Scientists are hoping the reverse is true: that, now at-home disease diagnosis has gone from unthinkable to de rigueur, we’ll continue to use lateral flow-type technology both at home and in hospital settings. 

“The pandemic has really brought into focus how useful [self-testing] can be,” says John Edmunds, an epidemiologist at the London School of Hygiene and Tropical Medicine. Lateral flows, which can correctly identify those with the virus 99 per cent of the time, and those without it 64 per cent of the time, “really have changed” the way people interact with at-home diagnosis, he says: “it’s hard to believe we’ll ever go back to ‘oh well, we’ve just got something wrong with us’, and not try to find out what it might be,” he thinks. Still, minus the legal requirement to do so, time will tell how long these pandemic-formed habits last.

“We know behaviours can be adopted and can be maintained in the long term,” says Susan Michie, director of The Centre for Behaviour Change and a member of SAGE and Independent SAGE. While “it often takes people a little while to get used to a new way of doing things” – like mask-wearing and hand-sanitising – taking tests if feeling unwell, or if asked ahead of a social event, has become “quite normalised.” Michie’s concern is that the removal of the self-isolation mandate “signals that the risk isn’t so great,” prompting a drop-off in would-be testers.

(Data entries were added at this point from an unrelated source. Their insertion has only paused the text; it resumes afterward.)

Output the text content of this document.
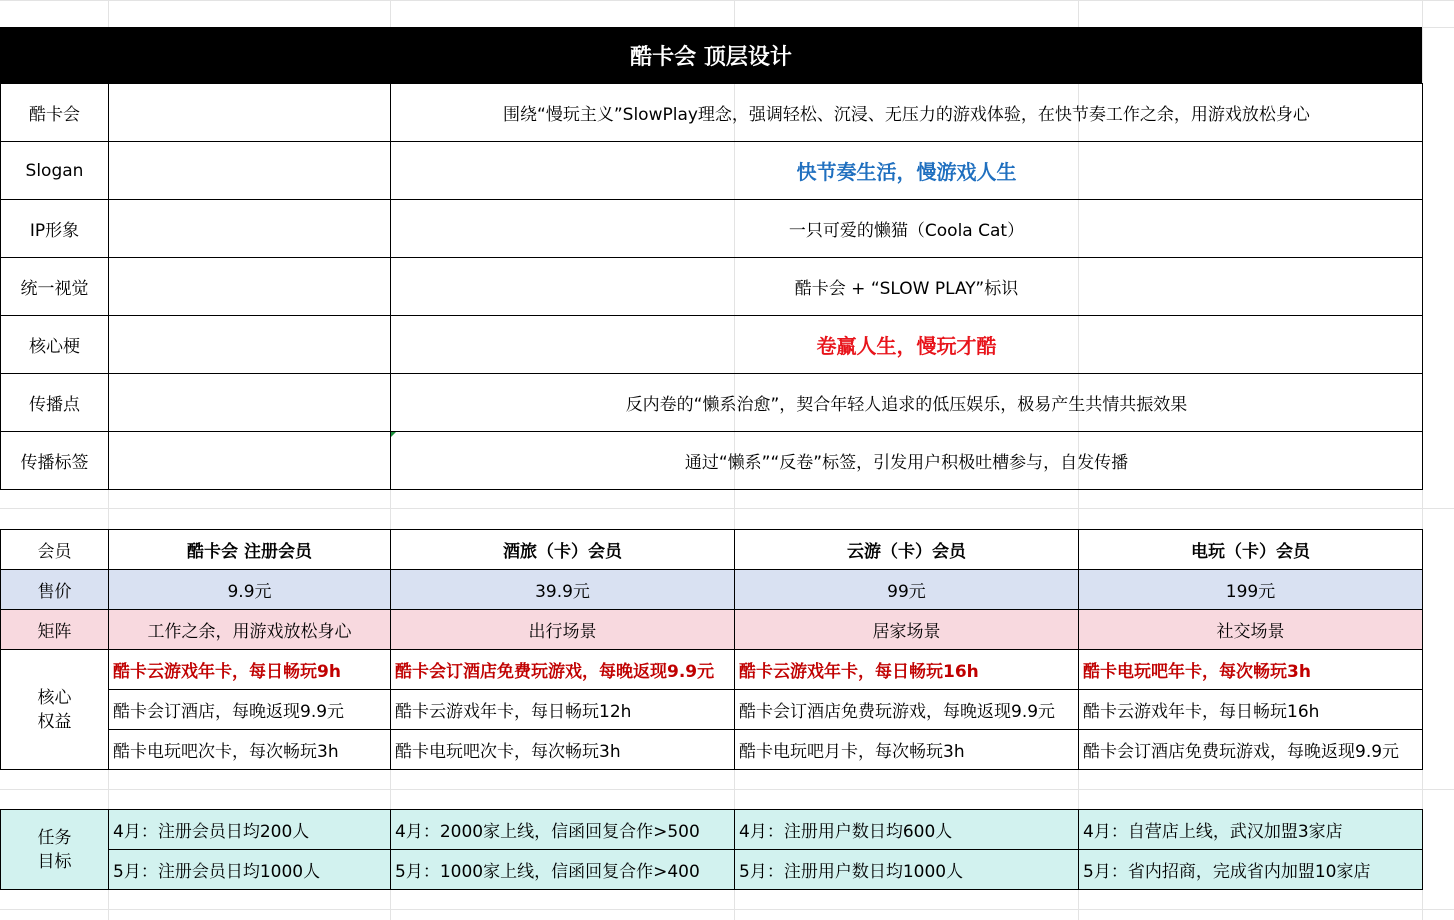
酷卡会 顶层设计
酷卡会	围绕“慢玩主义”SlowPlay理念，强调轻松、沉浸、无压力的游戏体验，在快节奏工作之余，用游戏放松身心
Slogan	快节奏生活，慢游戏人生
IP形象	一只可爱的懒猫（Coola Cat）
统一视觉	酷卡会 + “SLOW PLAY”标识
核心梗	卷赢人生，慢玩才酷
传播点	反内卷的“懒系治愈”，契合年轻人追求的低压娱乐，极易产生共情共振效果
传播标签	通过“懒系”“反卷”标签，引发用户积极吐槽参与，自发传播
会员	酷卡会 注册会员	酒旅（卡）会员	云游（卡）会员	电玩（卡）会员
售价	9.9元	39.9元	99元	199元
矩阵	工作之余，用游戏放松身心	出行场景	居家场景	社交场景
核心
权益
酷卡云游戏年卡，每日畅玩9h	酷卡会订酒店免费玩游戏，每晚返现9.9元	酷卡云游戏年卡，每日畅玩16h	酷卡电玩吧年卡，每次畅玩3h
酷卡会订酒店，每晚返现9.9元	酷卡云游戏年卡，每日畅玩12h	酷卡会订酒店免费玩游戏，每晚返现9.9元	酷卡云游戏年卡，每日畅玩16h
酷卡电玩吧次卡，每次畅玩3h	酷卡电玩吧次卡，每次畅玩3h	酷卡电玩吧月卡，每次畅玩3h	酷卡会订酒店免费玩游戏，每晚返现9.9元
任务
目标
4月：注册会员日均200人	4月：2000家上线，信函回复合作>500	4月：注册用户数日均600人	4月：自营店上线，武汉加盟3家店
5月：注册会员日均1000人	5月：1000家上线，信函回复合作>400	5月：注册用户数日均1000人	5月：省内招商，完成省内加盟10家店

“If people aren’t being expected to self-isolate, why would they be expected to test? It undermines the reason for testing,” she says. Our current “culture of presenteeism” is at fault, she believes, for people willingly spreading the virus. “People should be encouraged, if they think they may be infectious, to stay at home.” Michie, as well as other scientists critical of the abandoning of testing and isolation, is concerned about the impact on hospitals; that if more unwell people require in-patient care as a result of Covid, the current NHS backlog of over six million people – a record high – will be pumped up even more. Disruption at schools is another risk of less testing and isolating, she says, as is the potential numbers of sufferers of long Covid.